And Mackubin Thomas Owens:

But if the United States were to take Murtha's advice, the outcome would be precisely the opposite of what he desires. He only needs to recall what happened in Vietnam.

After 1968, the situation in Vietnam was very similar to the one that prevails in Iraq today. Trends were moving in the right direction for the Americans and South Vietnamese. The United States had changed its strategy after Tet 1968, scoring significant military successes against the North Vietnamese while advancing "Vietnamization." These successes helped stabilize the political and economic situation in South Vietnam, solidifying the attachment of the rural population to the South Vietnamese government and resulting in the establishment of the conditions necessary for South Vietnam's survival as a viable political entity.

The new strategy was vindicated during the 1972 Easter Offensive. This was the biggest offensive push of the war, greater in magnitude than either the 1968 Tet offensive or the final assault of 1975. While the U.S. provided massive air and naval support and while there were inevitable failures on the part of some South Vietnamese units, all in all, the South Vietnamese fought well. Then, having blunted the communist thrust, they recaptured territory that had been lost to Hanoi. So effective was the combination of the South Vietnamese army's performance during the Easter Offensive, an enhanced counterinsurgency effort, and LINEBACKER II — the so-called Christmas bombing of 1972 later that year — that the British counterinsurgency expert, Sir Robert Thompson concluded US-ARVN forces "had won the war. It was over."

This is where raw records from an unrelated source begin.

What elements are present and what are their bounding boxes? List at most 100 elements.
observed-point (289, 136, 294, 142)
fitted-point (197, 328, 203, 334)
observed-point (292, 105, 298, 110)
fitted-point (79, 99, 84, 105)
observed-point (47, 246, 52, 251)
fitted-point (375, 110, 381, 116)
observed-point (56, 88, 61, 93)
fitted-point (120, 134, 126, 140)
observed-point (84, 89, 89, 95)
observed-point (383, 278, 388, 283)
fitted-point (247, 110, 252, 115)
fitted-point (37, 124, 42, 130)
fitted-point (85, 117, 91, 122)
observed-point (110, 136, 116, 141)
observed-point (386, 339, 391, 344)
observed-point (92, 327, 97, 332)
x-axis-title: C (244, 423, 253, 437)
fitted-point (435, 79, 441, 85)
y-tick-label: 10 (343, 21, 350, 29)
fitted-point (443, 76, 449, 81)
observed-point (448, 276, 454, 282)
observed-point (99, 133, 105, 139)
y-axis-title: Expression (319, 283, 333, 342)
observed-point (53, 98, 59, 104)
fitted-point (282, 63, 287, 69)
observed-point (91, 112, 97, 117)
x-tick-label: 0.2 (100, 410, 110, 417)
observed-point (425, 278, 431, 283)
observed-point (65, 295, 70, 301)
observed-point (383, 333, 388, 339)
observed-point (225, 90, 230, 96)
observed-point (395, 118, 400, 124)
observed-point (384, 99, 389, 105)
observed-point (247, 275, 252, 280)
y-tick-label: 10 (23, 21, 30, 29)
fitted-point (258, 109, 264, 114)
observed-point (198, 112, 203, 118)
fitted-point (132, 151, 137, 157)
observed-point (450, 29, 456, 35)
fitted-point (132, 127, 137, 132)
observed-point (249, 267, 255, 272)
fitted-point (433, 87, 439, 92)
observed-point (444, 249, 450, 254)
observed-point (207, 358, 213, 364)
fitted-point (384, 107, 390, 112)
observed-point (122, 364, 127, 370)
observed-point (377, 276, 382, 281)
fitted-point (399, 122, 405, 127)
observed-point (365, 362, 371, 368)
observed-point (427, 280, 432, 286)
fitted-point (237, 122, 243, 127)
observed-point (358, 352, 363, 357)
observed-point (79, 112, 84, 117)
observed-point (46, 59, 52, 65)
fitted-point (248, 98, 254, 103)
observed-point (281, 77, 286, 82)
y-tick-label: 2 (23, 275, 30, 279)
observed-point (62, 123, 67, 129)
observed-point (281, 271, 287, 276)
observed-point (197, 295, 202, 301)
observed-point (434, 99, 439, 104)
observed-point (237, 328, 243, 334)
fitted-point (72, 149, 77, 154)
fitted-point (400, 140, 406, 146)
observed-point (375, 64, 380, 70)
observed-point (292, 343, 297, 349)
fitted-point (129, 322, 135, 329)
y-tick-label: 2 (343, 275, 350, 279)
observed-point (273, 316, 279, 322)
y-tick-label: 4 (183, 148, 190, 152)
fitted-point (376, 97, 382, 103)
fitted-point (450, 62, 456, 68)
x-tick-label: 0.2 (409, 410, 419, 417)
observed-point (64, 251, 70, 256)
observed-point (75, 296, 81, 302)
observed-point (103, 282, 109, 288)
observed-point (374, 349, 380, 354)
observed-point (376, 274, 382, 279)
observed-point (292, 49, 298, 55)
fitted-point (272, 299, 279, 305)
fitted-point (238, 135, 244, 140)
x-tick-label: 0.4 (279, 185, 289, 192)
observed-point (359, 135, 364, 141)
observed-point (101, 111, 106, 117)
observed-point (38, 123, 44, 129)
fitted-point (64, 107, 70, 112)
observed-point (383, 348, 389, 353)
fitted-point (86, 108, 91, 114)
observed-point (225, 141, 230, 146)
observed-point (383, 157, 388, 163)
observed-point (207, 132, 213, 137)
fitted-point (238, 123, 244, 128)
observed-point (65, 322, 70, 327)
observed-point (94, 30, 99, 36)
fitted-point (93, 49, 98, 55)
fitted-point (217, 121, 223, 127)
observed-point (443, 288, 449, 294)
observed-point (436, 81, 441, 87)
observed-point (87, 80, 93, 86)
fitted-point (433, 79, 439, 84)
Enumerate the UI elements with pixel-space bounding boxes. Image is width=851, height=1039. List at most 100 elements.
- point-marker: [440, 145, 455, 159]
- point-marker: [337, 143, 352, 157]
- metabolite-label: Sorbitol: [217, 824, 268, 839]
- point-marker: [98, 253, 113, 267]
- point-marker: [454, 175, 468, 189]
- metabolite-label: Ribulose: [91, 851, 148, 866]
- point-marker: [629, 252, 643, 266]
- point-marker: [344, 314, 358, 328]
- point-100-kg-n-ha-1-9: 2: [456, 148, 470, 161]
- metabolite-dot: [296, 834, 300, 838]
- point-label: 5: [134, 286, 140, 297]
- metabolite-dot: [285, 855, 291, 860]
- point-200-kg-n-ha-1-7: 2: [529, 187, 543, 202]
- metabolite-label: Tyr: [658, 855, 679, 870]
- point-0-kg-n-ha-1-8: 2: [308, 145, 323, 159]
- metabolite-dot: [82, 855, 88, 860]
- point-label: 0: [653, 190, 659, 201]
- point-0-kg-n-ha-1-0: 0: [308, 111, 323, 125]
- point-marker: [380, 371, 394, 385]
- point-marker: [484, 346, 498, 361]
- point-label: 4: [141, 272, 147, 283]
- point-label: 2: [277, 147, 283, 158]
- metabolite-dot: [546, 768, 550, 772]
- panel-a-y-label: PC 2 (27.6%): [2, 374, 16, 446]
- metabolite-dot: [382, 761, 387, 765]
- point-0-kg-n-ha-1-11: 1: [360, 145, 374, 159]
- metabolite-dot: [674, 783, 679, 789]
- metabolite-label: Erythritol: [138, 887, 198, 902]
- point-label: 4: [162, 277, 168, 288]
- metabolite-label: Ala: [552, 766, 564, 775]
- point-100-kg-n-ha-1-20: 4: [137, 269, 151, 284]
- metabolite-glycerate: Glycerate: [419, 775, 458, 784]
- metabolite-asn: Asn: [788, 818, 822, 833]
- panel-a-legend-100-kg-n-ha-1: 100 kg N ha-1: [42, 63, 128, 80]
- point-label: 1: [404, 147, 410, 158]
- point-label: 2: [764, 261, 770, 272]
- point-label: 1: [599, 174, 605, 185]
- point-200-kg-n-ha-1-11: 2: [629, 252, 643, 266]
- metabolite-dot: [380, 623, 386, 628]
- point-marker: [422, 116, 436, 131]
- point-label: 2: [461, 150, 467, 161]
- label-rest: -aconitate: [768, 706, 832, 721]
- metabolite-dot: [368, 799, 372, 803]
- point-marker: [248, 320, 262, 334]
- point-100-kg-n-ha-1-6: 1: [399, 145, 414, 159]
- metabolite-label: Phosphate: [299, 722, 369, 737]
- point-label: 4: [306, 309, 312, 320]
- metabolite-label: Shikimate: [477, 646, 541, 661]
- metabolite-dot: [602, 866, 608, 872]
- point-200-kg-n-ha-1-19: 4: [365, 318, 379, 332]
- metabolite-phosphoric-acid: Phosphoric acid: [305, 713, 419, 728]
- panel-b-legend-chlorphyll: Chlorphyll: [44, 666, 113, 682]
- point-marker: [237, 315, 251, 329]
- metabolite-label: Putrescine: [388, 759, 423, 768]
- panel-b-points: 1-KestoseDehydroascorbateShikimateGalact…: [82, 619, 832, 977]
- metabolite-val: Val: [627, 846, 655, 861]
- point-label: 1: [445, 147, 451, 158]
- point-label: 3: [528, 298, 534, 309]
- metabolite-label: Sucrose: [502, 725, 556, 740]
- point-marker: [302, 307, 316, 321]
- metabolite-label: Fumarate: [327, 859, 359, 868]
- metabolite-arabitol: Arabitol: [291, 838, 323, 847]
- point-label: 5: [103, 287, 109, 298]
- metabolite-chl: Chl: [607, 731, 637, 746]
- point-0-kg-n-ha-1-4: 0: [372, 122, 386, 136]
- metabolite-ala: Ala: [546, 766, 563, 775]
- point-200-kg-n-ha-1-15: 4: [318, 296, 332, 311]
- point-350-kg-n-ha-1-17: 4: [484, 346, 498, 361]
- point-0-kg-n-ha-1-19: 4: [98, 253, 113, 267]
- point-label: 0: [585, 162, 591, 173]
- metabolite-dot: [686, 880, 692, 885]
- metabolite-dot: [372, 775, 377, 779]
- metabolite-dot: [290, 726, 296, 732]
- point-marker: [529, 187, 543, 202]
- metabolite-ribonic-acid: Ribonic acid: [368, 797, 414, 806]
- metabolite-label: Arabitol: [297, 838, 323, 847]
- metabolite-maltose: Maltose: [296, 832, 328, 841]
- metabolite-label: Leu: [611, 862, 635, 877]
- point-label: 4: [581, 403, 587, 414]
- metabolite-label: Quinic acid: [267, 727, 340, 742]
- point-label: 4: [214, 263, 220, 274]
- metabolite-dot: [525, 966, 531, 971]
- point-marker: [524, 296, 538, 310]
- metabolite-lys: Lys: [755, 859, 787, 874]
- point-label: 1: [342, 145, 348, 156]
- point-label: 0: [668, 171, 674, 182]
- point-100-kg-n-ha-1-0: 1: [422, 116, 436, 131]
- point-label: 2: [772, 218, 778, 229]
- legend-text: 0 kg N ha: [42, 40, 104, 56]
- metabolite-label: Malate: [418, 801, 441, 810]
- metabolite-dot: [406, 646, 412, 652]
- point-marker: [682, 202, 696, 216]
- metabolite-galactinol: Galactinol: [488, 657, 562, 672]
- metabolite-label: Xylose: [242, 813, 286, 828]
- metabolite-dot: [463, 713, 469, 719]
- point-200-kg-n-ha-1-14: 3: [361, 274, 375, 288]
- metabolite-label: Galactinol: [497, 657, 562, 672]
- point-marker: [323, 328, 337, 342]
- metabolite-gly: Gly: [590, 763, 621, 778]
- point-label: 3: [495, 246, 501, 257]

But as Bob Sorley has observed, while the war in Vietnam "was being won on the ground... it was being lost at the peace table and in the U.S. Congress." First, the same sort of domestic defeatism that is endangering our effort in Iraq today impelled President Nixon to rush to extricate the country from Vietnam, forcing South Vietnam to accept a cease fire that permitted North Vietnamese Army forces to remain in South Vietnam.

Second, the Watergate scandal changed the makeup of Congress, which, in an act that still shames the United States to this day, then cut off military and economic assistance to South Vietnam. Finally, President Nixon resigned over Watergate and his successor, constrained by congressional action, defaulted on promises to respond with force to North Vietnamese violations of the peace terms. Only three years after blunting the communist Easter Offensive, and despite the heroic performance of some South Vietnamese units, South Vietnam collapsed against a much weaker, cobbled-together communist offensive. And South Vietnam ceased to exist, consigning millions of souls to communist tyranny and weakening the United States for a decade.

How did the North Vietnamese Communists pull this off? In 1990, North Vietnamese General Vo Nguyen Giap, confirming what he has written in his own memoirs, told Stanley Karnow that "We were not strong enough to drive out a half-million American troops, but that wasn't our aim. Our intention was to break the will of the American government to continue the war."


Yet all these distinguished commentators are missing one very important point:

The Democrats want America to lose the war in Iraq.

How do we know this?

It's quite simple. They call for an unconditional surrender to al Zarqawi and al Qaeda. What else does "immediate withdrawal" mean? There is no victory plan, no plan of any sort for how to open another front in the War on Terror. There is only surrender and disgrace.

This should sound very familiar.

It was the Democratic plan for ending the Vietnam War. We all know how that turned out---it took 16 years to wipe away the stain on our military prowess and our sacred honor, if such a stain can ever be wiped out.

In fact, the number one fear of our soldiers fighting in Iraq is not the IED. It is the stab-in-the-back, delivered by Democrats and weak-sister Republicans in Congress, who profess to "support the troops" while undermining their mission.

The surest way to ensure that Iraq does not become Vietnam is to not allow the Democrats to betray their country and its armed forces once again. This time, it will not be our foreign allies who pay the price. It will be our fellow Americans, as was the case just 4 short years ago.

That crucible forged new steel in many of us. In liberal Democrats, it merely cracked them anew.